Fatih Sultan Mehmet’ten başlayarak Osmanlı padişahları, Türk kökenli olmayan devşirmelere devlet yönetiminde yer vermişlerdir. Bu devşirme yöneticilerin Türkmenlere karşı vergi ve benzeri konularda adaletsiz davranmaları, buna karşılık İran şahlarının, özellikle de Şah Tahmasb’ın devlet idaresinde Türkmenlere görev vermesi, Türkmenlerin Osmanlı Devletinden yüz çevirerek Safevî Devletine yönelmelerine sebep olmuştur. Bundan sonra Anadolu’dan İran’a doğru 17. yüzyılın ortalarına kadar devam eden bir Kızılbaş Türkmen göçü başlamış ve göç eden Türkmenler arasında sayıları çok olmamakla birlikte Çepniler de vardı.Zazaca ya da Kürtçe konuşan Tunceli Alevilerinin (Kırmançlar) asimilasyona uğramış Anadolu Türkmenleri olduğu ileri sürülür.
Moğol istilası
13. yüzyılda Cengiz Han tarafından başlatılan Moğol istilaları hareketi, Türk dili için, Göktürk, Uygur ve Karahanlı Türkçelerinden sonra Türk dilinin Orta Türkçe denen yeni bir döneminin ve “Doğu Türk Yazı Dili” ve “Batı Türk Yazı Dili” diye ifade edilen Türk dünyasının doğu ve batı kolunun yazı dili için başlangıç noktasıdır.
Uç (اوج ) denen Türkmen-Bizans sınırlarındaki Türkmen beyleri Moğol istilası öncesinde Türkiye Selçuklularına bağlı meliklik tarzında idarelerini sürdürürken, istila sonrasında uçlar, iç kesimlerden kaçan Türkmenlerin sığınağı hâline gelmiştir. 13. yüzyılda yaşanan bu göçler ile birlikte uçlardaki Türkmen nüfusunun artması Türkmenlerin kendi hâkimiyetlerini kurmalarını sağlamıştır. Anadolu’nun uçlarında yerleşen Türkmenler, millî kimlik ve kültürlerini buraya taşıyarak, hayat tarzlarını devam ettirmişlerdir. Meydana getirilen beylikler buralarda müesseseler inşa ederek uçların Türkmen tarzında yeniden şekillenmesini sağlamıştır.
Rakka iskânı ve sürgünü
Osmanlı Devleti 18. yüzyılda Türkmen aşiretlerini on ayrı bölgede iskân etmiştir. Bu bölgeler sırasıyla Kütahya-Aydın, Konya-Karaman, İç-İl ve Teke, Sivas-Erzurum, Çukurova, Diyarbekir-Malatya, Rakka ve Haleb eyaletleri dâhilinde Hama ve Humus, Belih Nehri havalisi, Harran-Ovası, Menbic Nahiyesi, Kıbrıs adası ve Rumilidir.

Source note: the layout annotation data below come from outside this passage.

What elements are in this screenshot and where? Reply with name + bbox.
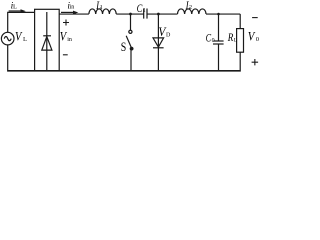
capacitor C0 upper stem (218, 14, 220, 41)
svg-text:2: 2 (189, 5, 192, 11)
label minus Vin (63, 54, 68, 56)
switch S upper stem (130, 14, 132, 30)
svg-text:V: V (15, 29, 23, 44)
node C0 top (217, 13, 220, 16)
label plus Vin (63, 20, 69, 26)
svg-text:L: L (13, 4, 17, 11)
switch S blade (126, 36, 131, 48)
switch S contact circle (129, 30, 132, 33)
capacitor C1 right plate (146, 9, 148, 19)
wire C1 to L2 (147, 13, 178, 15)
svg-text:D: D (166, 32, 171, 38)
capacitor C0 lower stem (218, 44, 220, 70)
bridge diode triangle (42, 37, 52, 51)
bottom rail (7, 70, 241, 72)
current arrow iL (9, 10, 21, 12)
svg-text:in: in (67, 37, 72, 43)
bridge diode cathode bar (43, 35, 51, 37)
capacitor C1 left plate (143, 9, 145, 19)
inductor L2 (178, 9, 207, 14)
wire L2 to output corner (206, 13, 240, 15)
capacitor C0 bottom plate (213, 43, 224, 45)
wire source bottom to bottom rail (7, 45, 9, 70)
top rail bridge to L1 (59, 13, 89, 15)
bridge diode stem upper (46, 12, 48, 70)
label plus V0 (252, 59, 259, 65)
node switch top (129, 13, 132, 16)
svg-text:1: 1 (143, 8, 146, 14)
svg-text:in: in (70, 5, 75, 11)
current arrow iin (61, 11, 74, 13)
inductor L1 (89, 9, 116, 14)
AC source VL (1, 32, 14, 45)
diode VD triangle (153, 38, 164, 47)
switch S lower dot (130, 47, 134, 51)
svg-text:0: 0 (256, 36, 259, 43)
diode VD cathode bar (153, 47, 164, 49)
label minus V0 (252, 17, 258, 19)
svg-text:L: L (23, 36, 27, 43)
wire L1 to C1 (116, 13, 144, 15)
resistor RL box (237, 29, 244, 53)
output right branch lower stem (239, 52, 241, 70)
bridge rectifier box (35, 9, 60, 70)
wire source top to bridge (8, 12, 35, 32)
node diode VD top (157, 13, 160, 16)
capacitor C0 top plate (213, 40, 223, 42)
output right branch upper stem (239, 14, 241, 29)
diode VD upper stem (157, 14, 159, 70)
svg-text:0: 0 (212, 38, 215, 44)
switch S lower stem (130, 49, 132, 71)
svg-text:1: 1 (100, 5, 103, 11)
svg-text:S: S (121, 39, 127, 54)
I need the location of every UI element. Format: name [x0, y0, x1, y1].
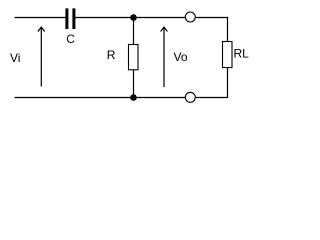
terminal bottom (open circle) [185, 92, 195, 102]
wire capacitor to node A [75, 17, 133, 19]
wire bottom-left (input to bottom terminal) [15, 97, 186, 99]
svg-text:C: C [66, 32, 75, 46]
svg-text:RL: RL [234, 47, 250, 61]
svg-text:R: R [107, 48, 116, 62]
resistor RL [223, 42, 233, 68]
wire top terminal to top-right corner [196, 18, 228, 42]
wire node A to top terminal [134, 17, 186, 19]
capacitor C [65, 8, 75, 29]
wire RL to bottom-right corner [196, 68, 228, 98]
wire resistor R to node B [133, 70, 135, 98]
arrow Vo (output voltage) [161, 27, 168, 87]
wire top-left (input to capacitor) [15, 17, 66, 19]
arrow Vi (input voltage) [38, 27, 45, 86]
svg-text:Vi: Vi [10, 51, 20, 65]
resistor R [129, 45, 139, 70]
wire node A to resistor R [133, 18, 135, 45]
svg-text:Vo: Vo [174, 50, 188, 64]
terminal top (open circle) [185, 12, 195, 22]
node A (top junction) [130, 14, 137, 21]
node B (bottom junction) [130, 94, 137, 101]
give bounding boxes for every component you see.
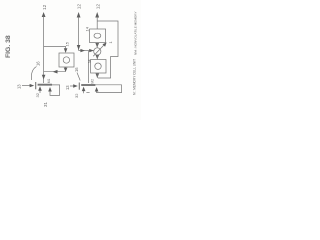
wire A down arrowhead into transistor M1 [42,75,46,80]
svg-text:12: 12 [96,4,102,10]
legend M : MEMORY CELL UNIT (rotated, right edge) [133,59,137,95]
circle inside box M [95,63,101,69]
svg-text:16: 16 [36,61,41,66]
svg-text:12: 12 [77,4,83,10]
M1 source stub with up arrowhead [39,89,41,93]
svg-text:32: 32 [74,93,79,98]
wire C top arrowhead [95,12,99,18]
wire: horizontal from wire B to memory element [79,50,94,52]
label 32 (left) [35,92,40,97]
gate wire with right arrowhead (M2) [70,85,74,87]
svg-text:1: 1 [108,41,113,44]
svg-text:13: 13 [65,85,70,90]
svg-text:NM : NONVOLATILE MEMORY: NM : NONVOLATILE MEMORY [134,11,138,55]
transistor M1 channel [38,84,52,86]
label 31 dash (right) [86,92,89,94]
svg-text:M1: M1 [47,79,51,84]
box M (current source) [91,60,106,74]
svg-text:31: 31 [43,101,48,107]
transistor M2 channel [81,84,95,86]
wire: branch from wire A to current source I1 [44,47,66,50]
arrowhead into box I1 [64,48,68,53]
M2 source stub with up arrowhead [83,89,85,93]
svg-text:32: 32 [35,92,40,97]
svg-text:15: 15 [65,41,70,46]
svg-text:12: 12 [42,4,48,10]
svg-text:13: 13 [17,84,22,89]
svg-text:FIG. 38: FIG. 38 [5,35,12,58]
wire: tee from I1 back to wire A [44,71,66,73]
wire A (left vertical bit line) [43,16,45,83]
M2 drain loop wire [95,85,121,93]
label 1 (memory element numeral) [108,41,113,44]
label 13 (left word line) [17,84,22,89]
svg-text:M : MEMORY CELL UNIT: M : MEMORY CELL UNIT [133,59,137,95]
label 14 (box D numeral) [85,26,90,31]
wire B (middle vertical line) [78,17,80,51]
M2 designator [91,79,95,84]
M1 drain loop wire [50,85,60,96]
leader line (right) [77,73,80,81]
label 16 with leader to gate (left transistor) [36,61,41,66]
label M (memory cell) [87,59,92,63]
node label 12 (middle line) [77,4,83,10]
down arrowhead below box D [95,43,99,48]
leader curve (left) [31,67,36,81]
label 16 with leader to gate (right transistor) [74,67,79,72]
label 31 (below M1) [43,101,48,107]
label 32 (right) [74,93,79,98]
node label 12 (right bit line) [96,4,102,10]
wire B top arrowhead [77,12,81,18]
label 15 (current source numeral) [65,41,70,46]
svg-text:14: 14 [85,26,90,31]
current source I1 circle [63,57,69,63]
down arrowhead below box M [96,73,100,78]
current source I1 box [59,53,74,67]
node label 12 (left bit line) [42,4,48,10]
up arrowhead into M2 channel (loop) [95,87,99,92]
transistor M1 gate bar [35,82,37,89]
label 13 (right word line) [65,85,70,90]
down arrowhead into box M [96,55,100,60]
wire B lower arrowhead [77,45,81,50]
transistor M2 gate bar [78,83,80,90]
M1 designator [47,79,51,84]
gate wire with right arrowhead (M1) [22,85,30,87]
ellipse inside box D [94,33,101,38]
memory element NM (variable resistor circle) [94,48,101,55]
wire A top arrowhead [42,12,46,17]
svg-text:16: 16 [74,67,79,72]
wire below box I1 with down arrowhead [65,67,67,68]
left arrowhead on tee wire [53,70,58,74]
up arrowhead into M1 channel (loop) [48,87,52,92]
wire: feedback branch from wire C around right side [97,21,118,78]
wire C (right vertical line into box D) [96,17,98,30]
box D (write circuit) [90,29,106,43]
variable-resistance diagonal arrow [93,45,104,57]
figure title FIG. 38 [5,35,12,58]
legend NM : NONVOLATILE MEMORY (rotated, right edge) [134,11,138,55]
right arrowhead into memory element [89,49,94,52]
wire: junction down to transistor M2 [88,51,90,83]
right arrowhead after wire B [80,49,85,52]
svg-text:M2: M2 [91,79,95,84]
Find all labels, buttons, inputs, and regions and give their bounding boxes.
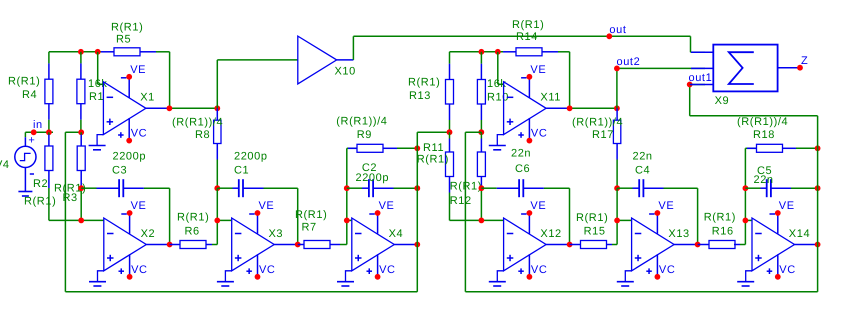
resistor R6 <box>170 241 218 249</box>
svg-text:R8: R8 <box>195 129 210 141</box>
node X3 inv junction <box>214 218 220 224</box>
op-amp X12 <box>504 200 570 279</box>
node R10-R12 junction <box>478 129 484 135</box>
node X3 output <box>295 242 301 248</box>
ground X14 <box>746 271 752 282</box>
wire X1 output <box>169 107 217 109</box>
op-amp X3 <box>232 200 298 279</box>
svg-text:X1: X1 <box>140 92 155 104</box>
svg-text:R(R1): R(R1) <box>24 196 56 208</box>
svg-text:X2: X2 <box>141 228 156 240</box>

18. yüzyılda iskân edildikleri yerde huzursuzluk sebebi olan veya iskâna karsı çıkan aşiretler öncelikli olarak Rakka Eyaletine (ایالت رقه) sürülmüstür. Rakka Bölgesine 18. yüzyıl başlarından itibaren başlamak üzere, sırasıyla 1706, 1709, 1712, 1717, 1718, 1719, 1723, 1726, 1729, 1731 yılları arasında on farklı zamanda aşiret sürgünü yapılmıştır. Sürgün burada aşiretleri yerleşik düzene geçirebilmek amacıyla bir iskân metodu olarak kullanılmıştır. Rakka bölgesinde yapılan iskân çalısmalarıyla devlet, bölgede Arap unsuruna karşı bir muvazene oluşturmak gayesi gütmüştür.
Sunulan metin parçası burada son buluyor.